Thank you for writing this. It was a unique perspective about such a small element in what otherwise is an almost excessive game. The game's implementation of this label, that it, as you wrote "impart[s] the essence of the game's narrative" does not appear that completely different from how museum labels frame one's understanding of the exhibited object. It's a very high-minded approach to game design hinting at Kojima's ambition for his games.

Woah! This piece was so thoughtful despite its tiny subject matter. Way to hone in on something to expand and make it deeply interesting, Drew. I am reminded of the companion application to MGS4, MGS4: The Database. This was a free download that tried to condense all the plot, history, characters, ideas/things in the entire Metal Gear Solid series into single database entries, timelines, relationship charts, etc. Maybe there is some disciplinary overlap between curation and what went into the creation of the database, and, if so, I have to wonder at the feat of condensing this whole series into these small entries. While I doubt Kojima directed this project, the existence of databases like this, and the presentation of the content on the MGS3: Subsistence bonus disc maybe suggests that Kojima believes the exhibition and archive format is something that lives comfortably within video games as is. I think it's clear he finds these information-dense spaces/systems to be of significant value.
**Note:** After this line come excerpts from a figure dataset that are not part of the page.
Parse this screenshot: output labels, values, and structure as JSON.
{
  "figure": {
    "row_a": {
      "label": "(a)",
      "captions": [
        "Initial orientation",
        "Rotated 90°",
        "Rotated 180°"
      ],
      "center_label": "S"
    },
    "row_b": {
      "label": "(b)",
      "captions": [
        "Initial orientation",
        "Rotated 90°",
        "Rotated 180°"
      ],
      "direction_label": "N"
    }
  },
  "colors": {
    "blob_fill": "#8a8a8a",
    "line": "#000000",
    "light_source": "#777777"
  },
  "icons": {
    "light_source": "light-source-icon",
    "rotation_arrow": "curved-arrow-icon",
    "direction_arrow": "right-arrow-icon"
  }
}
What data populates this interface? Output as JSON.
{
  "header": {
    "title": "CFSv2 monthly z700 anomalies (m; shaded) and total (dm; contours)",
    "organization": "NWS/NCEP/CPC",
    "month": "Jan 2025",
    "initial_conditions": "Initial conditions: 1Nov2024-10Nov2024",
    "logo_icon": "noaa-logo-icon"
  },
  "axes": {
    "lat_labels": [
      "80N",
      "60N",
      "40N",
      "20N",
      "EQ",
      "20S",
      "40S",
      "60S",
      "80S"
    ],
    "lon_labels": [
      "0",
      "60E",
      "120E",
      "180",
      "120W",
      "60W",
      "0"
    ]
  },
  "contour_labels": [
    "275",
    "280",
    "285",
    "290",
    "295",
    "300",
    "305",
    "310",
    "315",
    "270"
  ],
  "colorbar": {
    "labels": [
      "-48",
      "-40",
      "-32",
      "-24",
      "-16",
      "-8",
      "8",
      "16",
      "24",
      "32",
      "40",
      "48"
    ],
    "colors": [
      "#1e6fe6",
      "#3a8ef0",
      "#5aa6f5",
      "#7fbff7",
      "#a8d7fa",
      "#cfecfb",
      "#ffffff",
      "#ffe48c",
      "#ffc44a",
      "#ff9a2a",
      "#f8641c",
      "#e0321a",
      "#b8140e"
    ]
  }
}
Thanks for writing this, Drew!!

Your piece got me thinking about the meta-nature of our comentaries this week. Kojima and his team chose to preface MGS2 with an exhibit label and we, in turn, are creating curatorial commentary for Kojima games as exhibit pieces.

Considering MGS2 in this light, what kind of exhibit is the game itself? The label invites us to approach the game as we would a museum exhibit, if a very modern and interactive one. Does Kojima's exhibit invite a comparison between offshoots of computational technologies: the atomic bomb and the game we are about to play?